As the Arab Spring made evident, the same attitudinal shifts that have been witnessed elsewhere are now underway in the Arab Middle East. The youth of Tahrir Square, it quickly became clear, have different values and are far more empowered than their parents.

Yet, at least in Egypt, this new civic energy has yet to yield democracy. The Tahrir youth have taken to the streets now three times, and each time they have gotten an outcome far different than that which they sought. They demonstrated in January 2011 against the authoritarianism of Hosni Mubarak, only to get a Supreme Council of the Armed Forces-led interim government in his place. Soon they were back on the streets protesting the excesses of the SCAF, only to have the Muslim Brotherhood-backed candidate Mohamed Morsi elected as president in June 2012. Morsi’s incompetent leadership and his tendency to exceed his constitutional authority led to even more massive protests in June 2013, which once more brought not democracy but a military coup.

None of this should seem surprising. Power that has long been centralized is very difficult to decentralize. Yet the very essence of democratization is about shifting the locus of power from the ruler closer toward the ruled, where sovereignty in a democracy is supposed ultimately to lie.

But, true to human nature, political leaders rarely cede power willingly.
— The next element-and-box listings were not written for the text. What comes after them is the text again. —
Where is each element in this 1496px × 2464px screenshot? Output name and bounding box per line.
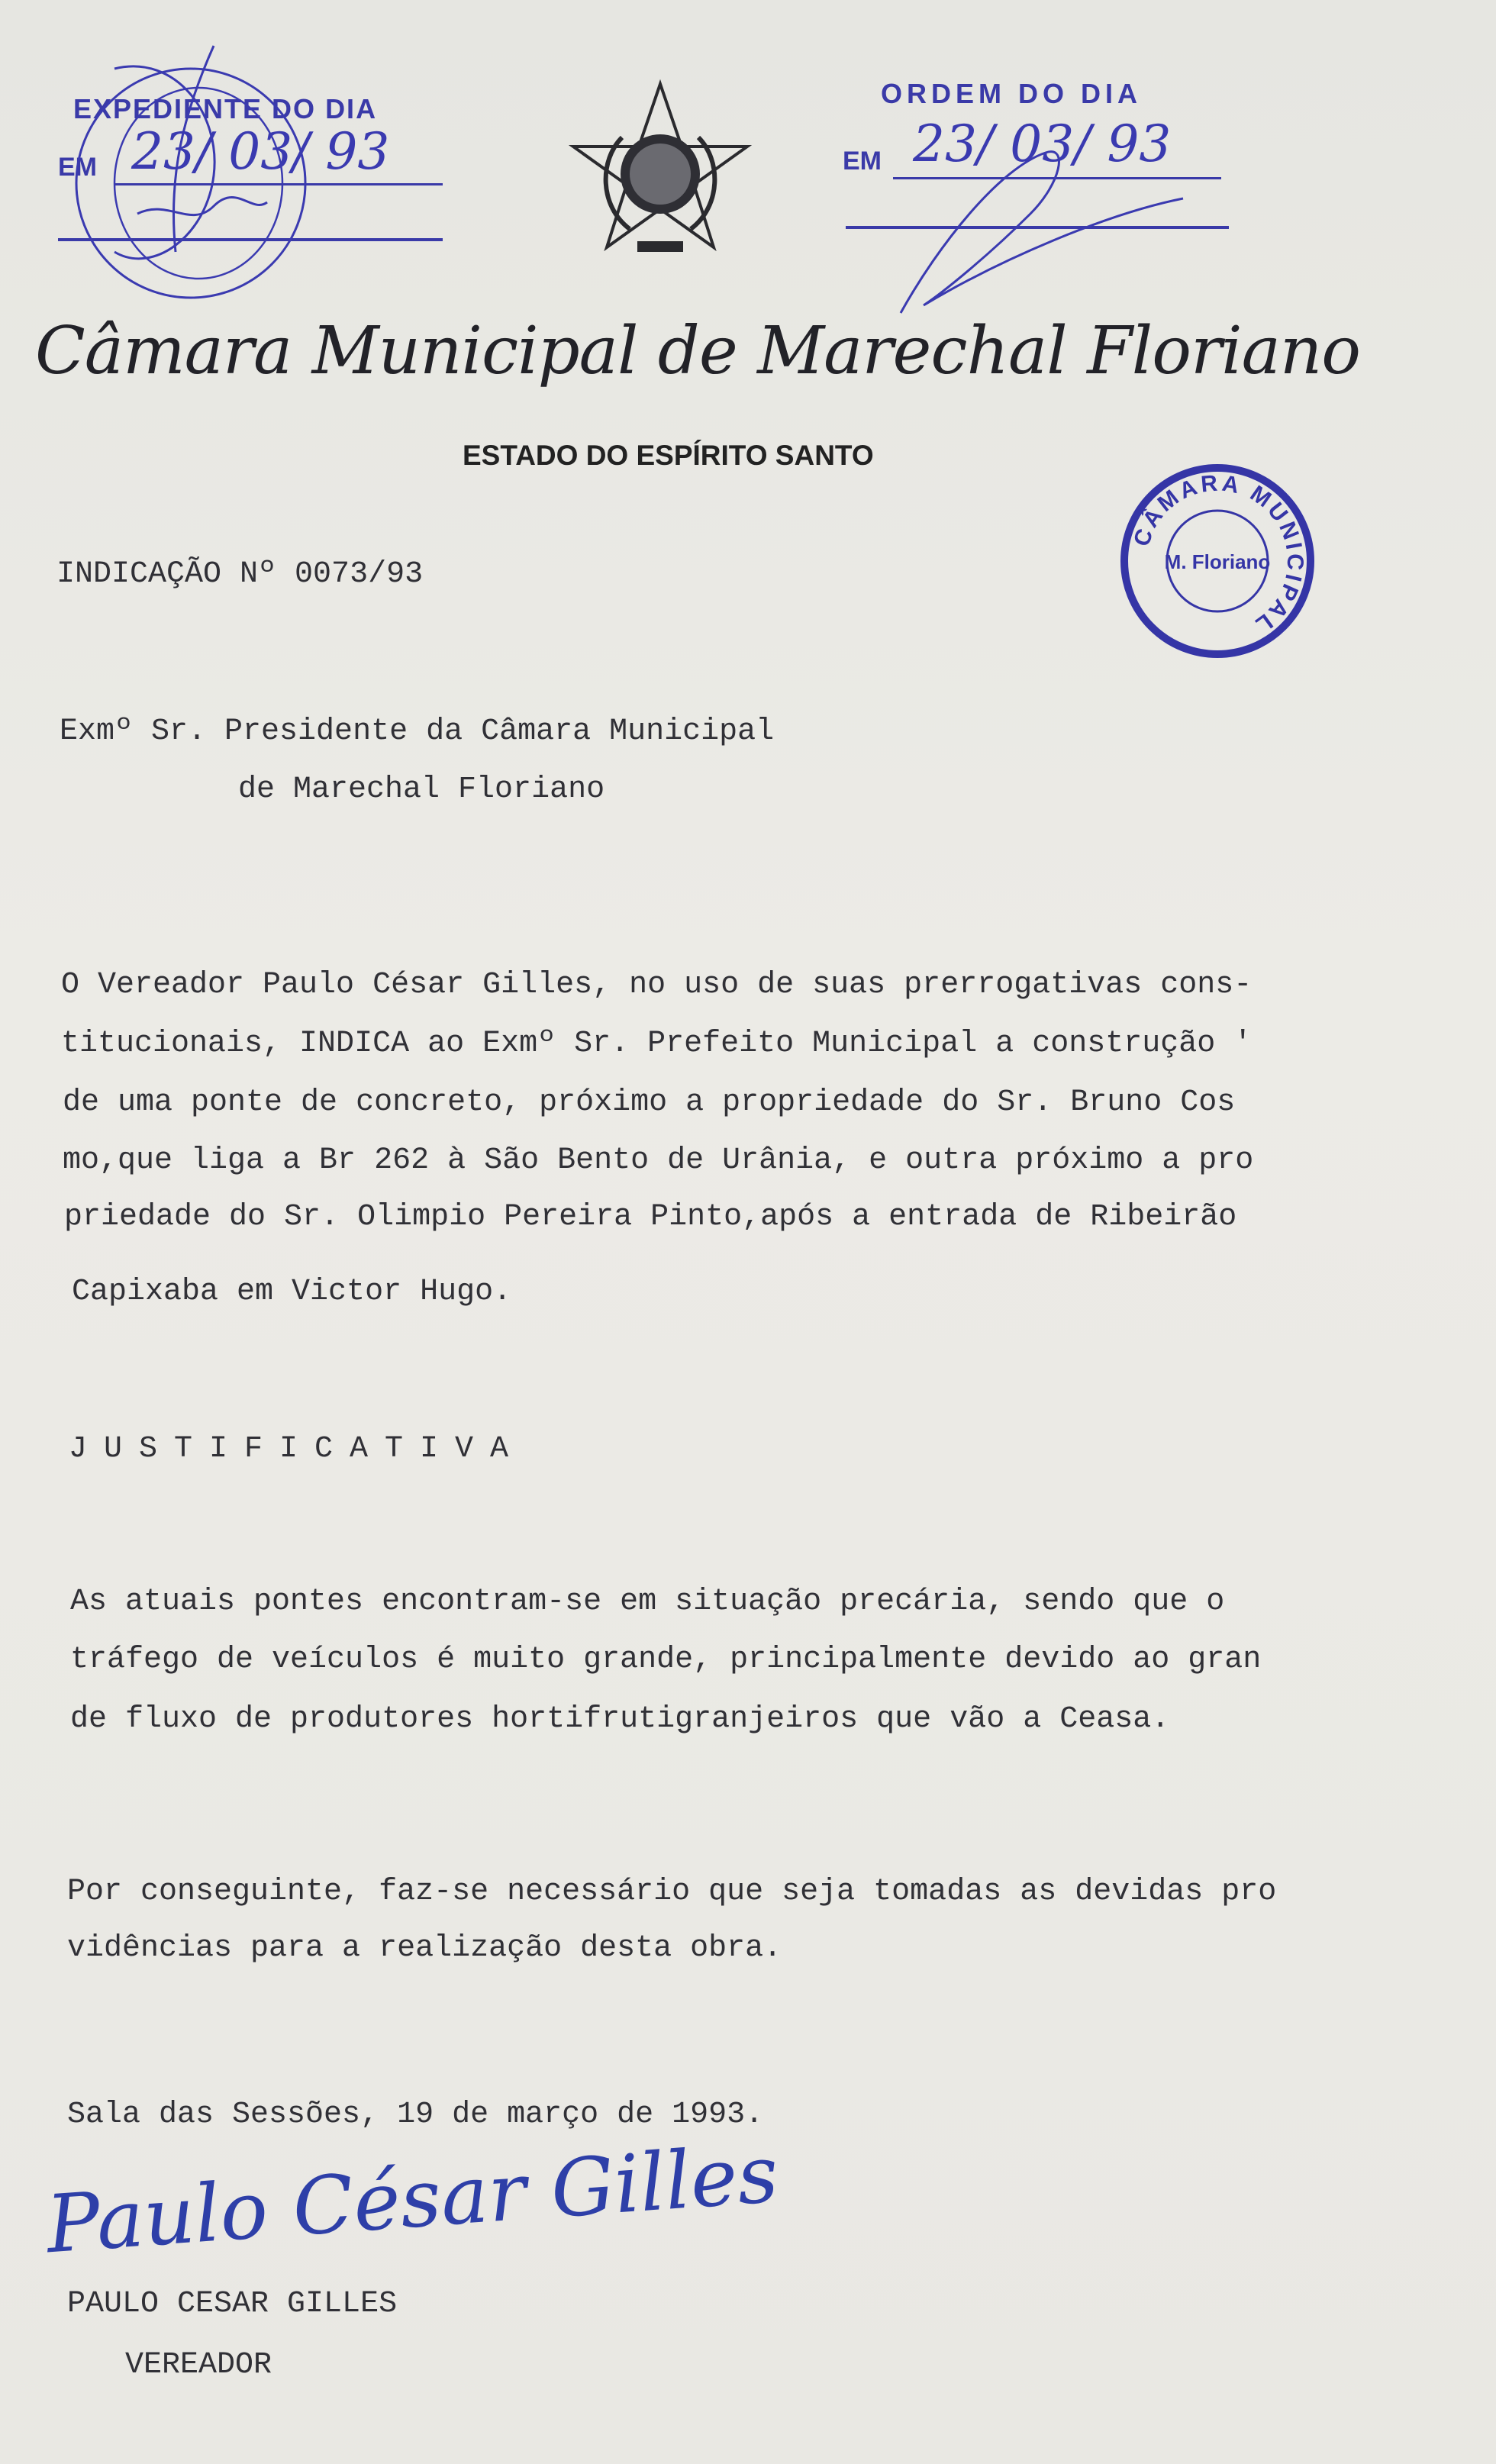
body-line: titucionais, INDICA ao Exmº Sr. Prefeito Municipal a construção ': [61, 1027, 1253, 1061]
justification-heading: JUSTIFICATIVA: [69, 1432, 526, 1466]
conclusion-line: Por conseguinte, faz-se necessário que seja tomadas as devidas pro: [67, 1875, 1277, 1909]
expediente-stamp-title: EXPEDIENTE DO DIA: [73, 93, 378, 124]
body-line: Capixaba em Victor Hugo.: [72, 1275, 512, 1309]
body-line: priedade do Sr. Olimpio Pereira Pinto,após a entrada de Ribeirão: [64, 1200, 1237, 1234]
justification-line: de fluxo de produtores hortifrutigranjeiros que vão a Ceasa.: [70, 1702, 1170, 1737]
signer-name: PAULO CESAR GILLES: [67, 2287, 398, 2321]
handwritten-signature: Paulo César Gilles: [43, 2127, 782, 2272]
expediente-handwritten-date: 23/ 03/ 93: [131, 122, 390, 181]
addressee-line-2: de Marechal Floriano: [238, 772, 605, 807]
body-line: O Vereador Paulo César Gilles, no uso de suas prerrogativas cons-: [61, 968, 1253, 1002]
letterhead-state: ESTADO DO ESPÍRITO SANTO: [463, 440, 874, 471]
ordem-em-label: EM: [843, 147, 882, 176]
conclusion-line: vidências para a realização desta obra.: [67, 1931, 782, 1966]
addressee-line-1: Exmº Sr. Presidente da Câmara Municipal: [60, 714, 775, 749]
seal-center-text: M. Floriano: [1164, 550, 1271, 573]
document-number: INDICAÇÃO Nº 0073/93: [56, 557, 424, 592]
ordem-handwritten-date: 23/ 03/ 93: [913, 114, 1172, 173]
seal-ring-text: CÂMARA MUNICIPAL: [1129, 470, 1308, 640]
letterhead-title: Câmara Municipal de Marechal Floriano: [35, 313, 1361, 389]
signer-title: VEREADOR: [125, 2348, 272, 2382]
justification-line: tráfego de veículos é muito grande, principalmente devido ao gran: [70, 1643, 1262, 1677]
camara-municipal-round-seal: [1114, 458, 1320, 664]
body-line: mo,que liga a Br 262 à São Bento de Urânia, e outra próximo a pro: [63, 1143, 1254, 1178]
body-line: de uma ponte de concreto, próximo a propriedade do Sr. Bruno Cos: [63, 1085, 1236, 1120]
justification-line: As atuais pontes encontram-se em situação precária, sendo que o: [70, 1585, 1225, 1619]
ordem-stamp-title: ORDEM DO DIA: [881, 78, 1142, 109]
ordem-initials-scribble: [878, 122, 1198, 328]
expediente-initials-scribble: [23, 23, 343, 343]
place-and-date: Sala das Sessões, 19 de março de 1993.: [67, 2098, 764, 2132]
coat-of-arms-emblem: [569, 76, 752, 267]
expediente-em-label: EM: [58, 153, 97, 182]
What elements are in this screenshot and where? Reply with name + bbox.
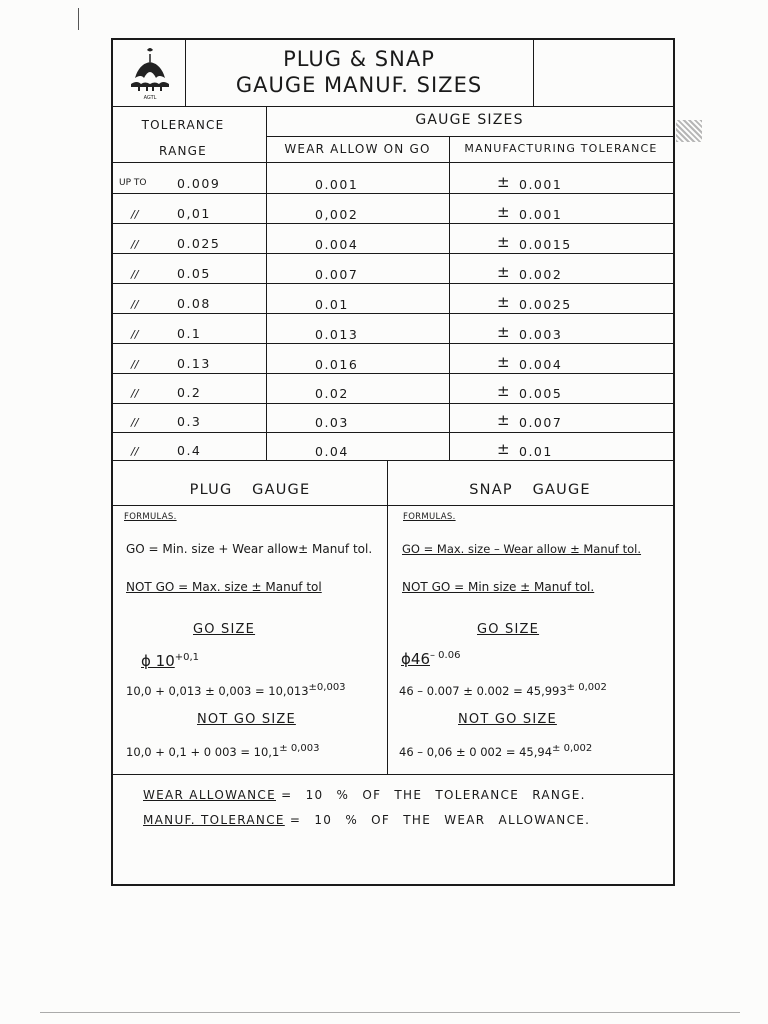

Separating, limiting, and delegating authority in ways conducive to democracy will require a lengthy political struggle between rulers and ruled over their respective prerogatives.

During the third wave, the countries that were most successful in making the transition toward liberal democracy tended to be those where an effective political constituency for democracy emerged—where citizens came together to push their elected leaders to abide by the new democratic rules of the game.

You can see the beginnings of such a constituency for democracy emerging in several countries of the Arab Spring, most notably Tunisia and Egypt. It will take time to grow, mature, and begin to have an impact upon politics. But, under the right conditions, it’s not far-fetched to imagine democracy eventually developing in many—though not necessarily all—of the countries of the Arab world.

For the United States and other countries wishing to support democratic change in the region, the challenges are threefold:

  1. To help tamp down the political violence and societal polarization that have roiled the region so that democratic politics has a chance to take root.
  2. To help speed the kind of value changes that have brought into being the Tahrir generation, through creative use of social and traditional media and professional and educational exchanges.
  3. To help democratic activists in the region better organize and expand upon their Tahrir base, so that they begin to be effective players in the region’s politics.

Only then will the spirit of Tahrir prevail.